If it is necessary to intervene against this cochineal, it should also be taken into account that it is biologically controlled by some ladybirds such as the comma ladybird (Exochomus quadripustulatus Linnaeus, 1758), therefore these biocoenoses must not be hindered by indiscriminate chemical interventions.
The intervention with chemical principles are therefore subject to general considerations that depend on the type of plant, the context in which it is inserted (park, garden, public and private urban green, size of the tree) and technical evaluations that are based on the real danger threshold of the pest.
In any case, given the previous considerations, the best time to perform chemical interventions is that of the release of the nymphs, approximately in June, when they are still not very protected; the intervention on the Lime tree could instead coincide with the flowering and therefore, in order not to interfere with the pollinators, it is advisable to anticipate or postpone it.

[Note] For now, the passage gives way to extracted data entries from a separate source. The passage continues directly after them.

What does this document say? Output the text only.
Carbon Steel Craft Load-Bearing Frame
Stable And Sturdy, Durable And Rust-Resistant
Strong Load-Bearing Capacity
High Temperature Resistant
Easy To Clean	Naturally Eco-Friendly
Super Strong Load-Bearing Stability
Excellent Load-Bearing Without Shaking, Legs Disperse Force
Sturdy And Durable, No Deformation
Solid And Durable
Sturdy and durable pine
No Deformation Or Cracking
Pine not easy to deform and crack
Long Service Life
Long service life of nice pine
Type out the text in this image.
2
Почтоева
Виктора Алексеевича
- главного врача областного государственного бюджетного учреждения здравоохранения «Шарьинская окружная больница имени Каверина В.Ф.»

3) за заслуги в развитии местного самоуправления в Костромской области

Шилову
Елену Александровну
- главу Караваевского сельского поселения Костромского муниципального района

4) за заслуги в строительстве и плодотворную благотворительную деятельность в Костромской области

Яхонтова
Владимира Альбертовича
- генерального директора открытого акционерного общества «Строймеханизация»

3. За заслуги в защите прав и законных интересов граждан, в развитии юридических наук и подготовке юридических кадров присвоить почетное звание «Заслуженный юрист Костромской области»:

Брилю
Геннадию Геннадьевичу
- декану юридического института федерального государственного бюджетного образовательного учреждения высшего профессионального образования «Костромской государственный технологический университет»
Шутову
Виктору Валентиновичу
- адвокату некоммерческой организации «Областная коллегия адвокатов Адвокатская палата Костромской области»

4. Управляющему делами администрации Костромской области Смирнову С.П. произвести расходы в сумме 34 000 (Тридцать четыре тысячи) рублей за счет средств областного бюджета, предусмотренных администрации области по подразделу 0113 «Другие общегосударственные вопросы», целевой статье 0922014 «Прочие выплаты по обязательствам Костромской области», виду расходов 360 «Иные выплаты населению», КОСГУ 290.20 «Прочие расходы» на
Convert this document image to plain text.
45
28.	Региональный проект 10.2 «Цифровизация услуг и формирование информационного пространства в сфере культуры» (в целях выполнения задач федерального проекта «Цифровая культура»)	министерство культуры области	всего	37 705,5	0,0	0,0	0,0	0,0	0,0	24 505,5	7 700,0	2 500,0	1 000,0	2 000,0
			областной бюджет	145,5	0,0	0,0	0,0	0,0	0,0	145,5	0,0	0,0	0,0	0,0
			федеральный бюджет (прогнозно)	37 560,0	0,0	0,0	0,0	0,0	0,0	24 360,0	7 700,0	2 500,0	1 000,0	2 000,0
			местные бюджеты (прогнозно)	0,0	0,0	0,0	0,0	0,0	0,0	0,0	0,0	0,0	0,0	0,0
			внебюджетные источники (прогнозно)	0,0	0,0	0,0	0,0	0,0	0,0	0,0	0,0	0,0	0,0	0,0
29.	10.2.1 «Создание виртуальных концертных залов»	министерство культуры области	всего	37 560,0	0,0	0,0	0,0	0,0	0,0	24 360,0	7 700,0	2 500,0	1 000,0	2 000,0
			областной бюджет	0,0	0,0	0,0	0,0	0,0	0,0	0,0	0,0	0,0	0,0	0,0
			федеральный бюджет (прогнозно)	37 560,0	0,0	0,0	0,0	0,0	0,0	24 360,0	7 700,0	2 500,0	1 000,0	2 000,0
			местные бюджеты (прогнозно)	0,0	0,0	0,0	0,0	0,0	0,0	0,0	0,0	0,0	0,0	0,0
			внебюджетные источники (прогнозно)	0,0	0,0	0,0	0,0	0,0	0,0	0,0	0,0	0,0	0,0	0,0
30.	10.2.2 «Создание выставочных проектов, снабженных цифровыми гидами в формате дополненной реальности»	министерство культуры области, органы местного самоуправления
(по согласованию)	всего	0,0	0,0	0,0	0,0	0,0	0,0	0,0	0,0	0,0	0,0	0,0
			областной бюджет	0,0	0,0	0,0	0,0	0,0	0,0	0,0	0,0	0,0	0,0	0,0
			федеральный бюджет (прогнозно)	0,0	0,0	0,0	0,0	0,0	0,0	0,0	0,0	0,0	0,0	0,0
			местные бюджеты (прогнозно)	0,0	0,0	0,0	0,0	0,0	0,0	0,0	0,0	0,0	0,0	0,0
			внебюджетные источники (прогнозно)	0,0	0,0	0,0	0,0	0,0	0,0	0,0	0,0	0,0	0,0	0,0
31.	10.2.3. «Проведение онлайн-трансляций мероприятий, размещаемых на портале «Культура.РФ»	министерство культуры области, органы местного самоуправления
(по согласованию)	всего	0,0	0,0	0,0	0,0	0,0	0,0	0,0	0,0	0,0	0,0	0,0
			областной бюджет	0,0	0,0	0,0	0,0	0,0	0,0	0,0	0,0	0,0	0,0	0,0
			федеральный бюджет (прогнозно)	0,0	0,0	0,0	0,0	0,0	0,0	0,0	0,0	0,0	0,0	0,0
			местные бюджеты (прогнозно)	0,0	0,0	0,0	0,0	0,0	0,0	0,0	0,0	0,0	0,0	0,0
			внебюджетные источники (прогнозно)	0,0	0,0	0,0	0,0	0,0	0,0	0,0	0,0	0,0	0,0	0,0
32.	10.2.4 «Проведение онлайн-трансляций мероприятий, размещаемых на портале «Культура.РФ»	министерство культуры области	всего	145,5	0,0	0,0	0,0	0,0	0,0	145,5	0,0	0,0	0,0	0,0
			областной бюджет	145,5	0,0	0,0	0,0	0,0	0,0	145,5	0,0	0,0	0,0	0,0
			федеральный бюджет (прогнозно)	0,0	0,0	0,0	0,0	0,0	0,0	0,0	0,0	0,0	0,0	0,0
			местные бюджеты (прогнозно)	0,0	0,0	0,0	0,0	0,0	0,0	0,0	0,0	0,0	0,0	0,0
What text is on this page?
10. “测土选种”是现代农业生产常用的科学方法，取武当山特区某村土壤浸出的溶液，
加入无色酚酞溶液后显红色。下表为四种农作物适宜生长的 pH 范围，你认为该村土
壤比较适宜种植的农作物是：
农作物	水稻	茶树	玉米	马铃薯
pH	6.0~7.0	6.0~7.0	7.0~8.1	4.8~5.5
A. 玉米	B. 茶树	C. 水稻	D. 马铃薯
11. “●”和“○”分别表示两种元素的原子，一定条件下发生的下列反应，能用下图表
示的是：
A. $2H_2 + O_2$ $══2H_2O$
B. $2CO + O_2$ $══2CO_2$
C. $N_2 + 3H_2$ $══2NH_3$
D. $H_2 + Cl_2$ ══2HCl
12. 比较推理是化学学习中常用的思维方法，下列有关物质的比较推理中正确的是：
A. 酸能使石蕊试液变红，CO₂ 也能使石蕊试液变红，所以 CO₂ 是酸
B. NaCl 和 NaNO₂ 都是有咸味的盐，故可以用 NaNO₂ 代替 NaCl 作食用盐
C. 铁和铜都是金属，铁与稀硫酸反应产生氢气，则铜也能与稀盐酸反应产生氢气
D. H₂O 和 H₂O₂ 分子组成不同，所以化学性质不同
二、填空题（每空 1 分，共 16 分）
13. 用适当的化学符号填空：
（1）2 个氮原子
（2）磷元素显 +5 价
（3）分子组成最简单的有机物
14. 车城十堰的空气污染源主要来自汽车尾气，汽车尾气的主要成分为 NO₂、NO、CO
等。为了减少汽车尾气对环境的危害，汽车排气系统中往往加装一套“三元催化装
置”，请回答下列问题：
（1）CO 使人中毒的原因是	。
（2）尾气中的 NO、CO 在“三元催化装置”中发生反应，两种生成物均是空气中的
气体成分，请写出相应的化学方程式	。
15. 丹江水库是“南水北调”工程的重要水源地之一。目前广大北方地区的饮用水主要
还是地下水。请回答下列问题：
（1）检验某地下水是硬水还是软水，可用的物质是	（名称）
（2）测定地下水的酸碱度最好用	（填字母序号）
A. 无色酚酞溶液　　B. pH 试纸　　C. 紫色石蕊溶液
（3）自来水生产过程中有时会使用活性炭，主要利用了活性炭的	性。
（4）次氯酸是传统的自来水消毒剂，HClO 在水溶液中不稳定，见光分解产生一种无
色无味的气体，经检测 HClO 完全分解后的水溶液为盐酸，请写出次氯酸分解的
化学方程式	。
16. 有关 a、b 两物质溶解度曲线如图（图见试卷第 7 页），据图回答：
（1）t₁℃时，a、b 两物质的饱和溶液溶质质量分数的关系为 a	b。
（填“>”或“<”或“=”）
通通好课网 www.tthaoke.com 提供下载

Another optimal moment for the intervention is the phenological phase which corresponds to the fall of the leaves, when the nymphs are preparing to winter on the woody organs; at this time it is advisable to intervene with activated white oils, well spraying all the woody organs; the intervention, based on the infestation, can be repeated at the end of winter.

Guido Bissanti

– Wikipedia, the free encyclopedia.
– Russo G., 1976. Agricultural Entomology. Special Part. Liguori Editore, Naples.
– Pollini A., 2002. Manual of applied entomology. Edagricole, Bologna.
– Tremblay E., 1997. Applied entomology. Liguori Editore, Naples.